Пожевал нижнюю губу и, с трудом находя слова для того безумного личного вопроса, который все еще жаждал задать, тихо и с нажимом проговорил, при этом всеми силами стараясь делать вид, будто строжайше хотел плевать и интересуется по причине одного лишь праздного да порожнего любопытства:
— Скажи, тупой хаукарль… — «хаукарля» он выделил особенно, с нажимом и всеми подвластными акульими ударениями, — ты эти свои сраные яйца… жрал?
— Какие… яйца? — Микель удивленно хлопнул глазами, как будто бы даже не различив запретного, вызывающего теперь печальную аллергию, но безжалостно названного слова.
— Те самые! — озлобленно выдавил Уэльс, распаляясь и раздражаясь, что когда надо — все-то этот кретин такой непонятливый и читать черного по белому не умеет. — Китайские вшивые яйца, в которые тамошние придурочные дети… ссут… а идиоты навроде тебя потом… жрут…
То, с каким изумлением гребаный лисий король пялился на него, просто не могло не бесить и не выводить из себя, и Юа, сцепив зубы, попытался было демонстративно отвернуться, не имея ни малейшего понятия, как объяснить подобный компрометирующий вопрос даже перед самим собой, не заговаривая об этом вот латиношкуром садисте, когда его ухватили за плечо и, без лишних церемоний придвинув обратно к себе, попытались не усадить, так хотя бы повалить на страждущие внимания колени, терпя не то крах, не то удачу — это уж как посмотреть: повалиться-то мальчишка повалился, падая спиной с острыми лопатками на чужие ноги, но зато уставился снизу вверх глазищами настолько огненными, настолько завораживающими, что…
Что лишь чудом не заметил — наверное, не заметил — мгновенно налившегося силой и упершегося ему же в спину поднявшегося члена, обещающего, если только дать ему волю, в который по счету раз пустить все потенциальные ночи таких же потенциальных разговоров к бродяжьему псу под хвост.

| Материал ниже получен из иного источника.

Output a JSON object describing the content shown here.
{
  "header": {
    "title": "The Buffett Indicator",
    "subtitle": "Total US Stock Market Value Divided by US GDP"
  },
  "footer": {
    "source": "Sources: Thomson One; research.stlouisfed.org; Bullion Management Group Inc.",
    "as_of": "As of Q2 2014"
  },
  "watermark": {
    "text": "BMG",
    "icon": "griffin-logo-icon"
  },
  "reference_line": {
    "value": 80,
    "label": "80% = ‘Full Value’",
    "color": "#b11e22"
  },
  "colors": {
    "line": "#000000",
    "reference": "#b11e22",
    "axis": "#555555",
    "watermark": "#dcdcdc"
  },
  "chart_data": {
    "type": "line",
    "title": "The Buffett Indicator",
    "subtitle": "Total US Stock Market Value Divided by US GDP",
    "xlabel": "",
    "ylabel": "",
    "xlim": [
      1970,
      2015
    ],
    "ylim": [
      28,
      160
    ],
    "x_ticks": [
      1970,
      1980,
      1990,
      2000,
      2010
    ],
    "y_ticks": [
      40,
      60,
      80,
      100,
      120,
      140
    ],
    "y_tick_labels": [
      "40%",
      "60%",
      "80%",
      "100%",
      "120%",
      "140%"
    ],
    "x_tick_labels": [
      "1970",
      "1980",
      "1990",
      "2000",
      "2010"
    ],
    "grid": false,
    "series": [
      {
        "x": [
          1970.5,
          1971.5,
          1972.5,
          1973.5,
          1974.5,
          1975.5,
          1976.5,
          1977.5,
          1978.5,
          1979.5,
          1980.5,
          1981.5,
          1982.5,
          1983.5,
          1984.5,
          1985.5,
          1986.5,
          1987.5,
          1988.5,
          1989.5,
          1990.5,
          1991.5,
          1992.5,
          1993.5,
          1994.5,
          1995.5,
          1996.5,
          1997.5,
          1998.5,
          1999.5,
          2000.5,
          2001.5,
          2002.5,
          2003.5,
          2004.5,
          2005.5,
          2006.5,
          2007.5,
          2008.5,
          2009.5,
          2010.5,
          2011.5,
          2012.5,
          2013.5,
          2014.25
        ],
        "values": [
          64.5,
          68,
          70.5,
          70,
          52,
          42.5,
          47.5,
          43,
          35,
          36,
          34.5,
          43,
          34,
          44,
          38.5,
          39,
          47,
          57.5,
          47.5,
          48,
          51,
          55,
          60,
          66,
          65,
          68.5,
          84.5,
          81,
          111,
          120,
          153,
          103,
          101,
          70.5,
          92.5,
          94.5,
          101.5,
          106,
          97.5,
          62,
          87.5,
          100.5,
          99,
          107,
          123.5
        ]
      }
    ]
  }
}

— И? — грозно прошипел Уэльс, когда уяснил, что поменять позиции ему теперь не дадут — мужская ладонь надавливала на грудь слишком настойчиво и бескомпромиссно, — да и ничего менять, в общем-то, не хотелось: он и сам бывал частенько благодарен, когда Микель прикладывал к его мучениям чуточку больше деспотизма — в такие моменты сраное упрямство, оправдываясь безвыходностью, поспешно ретировалось, и юноша мог позволить себе те вольности, которых не позволял обычно в силу…
Далеко не легкого, далеко не ладного характера.
— «И», душа моя…? — рассеянно отозвался Рейнхарт, занятый сейчас только одним — раздумьями о своем, не вовремя проснувшемся, возбуждении, с которым этого соблазнительного мальчика хотелось немедленно раздеть, усадить к себе на колени уже по-взрослому, по-настоящему, раздвинуть ему бедра и погрузиться сразу на всю глубину, двигаясь настолько медленно, чтобы свести с ума обоих.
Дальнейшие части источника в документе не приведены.